Ce domaine est sensible. En effet, que ce soit au sujet de l’euthanasie, de l’avortement ou de la procréation, il s’agit de souffrance, celle de l’approche de la mort, de la maternité non désirée ou du désir d’enfant non exaucé. Face à celles-ci, les arguments rationnels sont de faible poids. L’Evangile lui-même ne nous invite-t-il pas à soulager les personnes et à être compatissants? Reste cependant à voir comment, et c’est à ce propos que les passions peuvent se déchaîner – d’autant que de plus en plus nombreux sont ceux qui ont été, de près ou de loin, mêlés à ces situations douloureuses. S’entame alors un dialogue de sourds, chacun écoutant l’autre avec son propre prisme, ses a priori inconscients, surtout que ces questions sont souvent liées à celle des droits de la femme, autre sujet passionnel.
Poser des questions
Hélas, ce genre de conversation peut se terminer par des mots du genre "misogynie", "extrême-droite", "Trump", "culpabilité judéo-chrétienne" à l’adresse de ceux qui ont une position appelée "pro life". Dans certains pays, cependant, ce sont les tenants de cette position qui en arrivent à des gestes de violence et d’intolérance, à des arguments qui ne respectent pas les personnes. Un sujet bien clivant, donc! Comment en parler en faisant abstraction du vécu de chacun? Le jugement moral ne peut porter que sur les actes, chacun ayant une conscience qui lui permet de discerner ce qui à ses yeux est bien et ce qui est mal. Mais le jugement sur les personnes ne nous appartient jamais. Même au tribunal, nous ne parvenons jamais qu’à une culpabilité juridique et non personnelle.

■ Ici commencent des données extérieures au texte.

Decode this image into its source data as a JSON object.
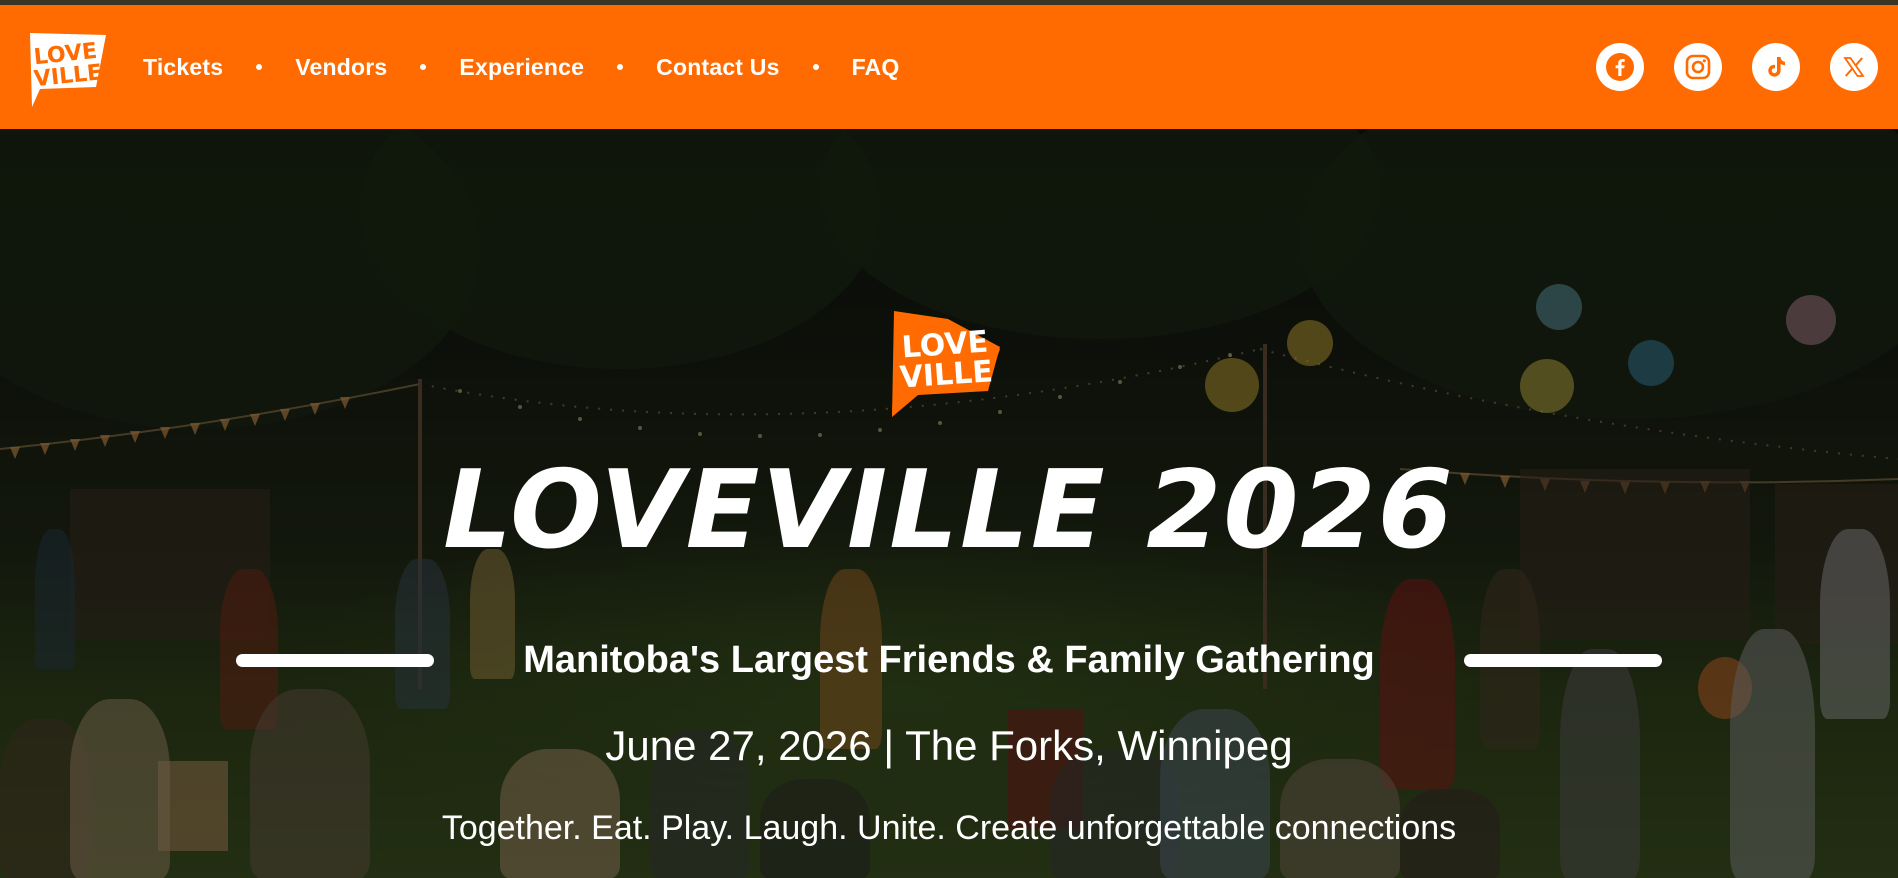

Que faire donc dans ce climat manichéen? Se taire? Hausser le ton? Argumenter? Il est toujours inutile de parler inutilement! Il y a des positions qui sont de plus en plus perçues socialement comme évidentes et aller à contre-courant n’est guère aisé. Mais si l’on se tait, la question disparaîtra et la banalisation s’installera avec les risques de fuite en avant…
Dans un discours aux responsables du monde catholique, le président Macron avait invité l’Eglise à être intempestive, mais pas injonctive. Ne pas hésiter donc à poser les questions, mais sans rien vouloir imposer. Tout sera dans le ton, et il n’est pas toujours facile de l’avoir juste.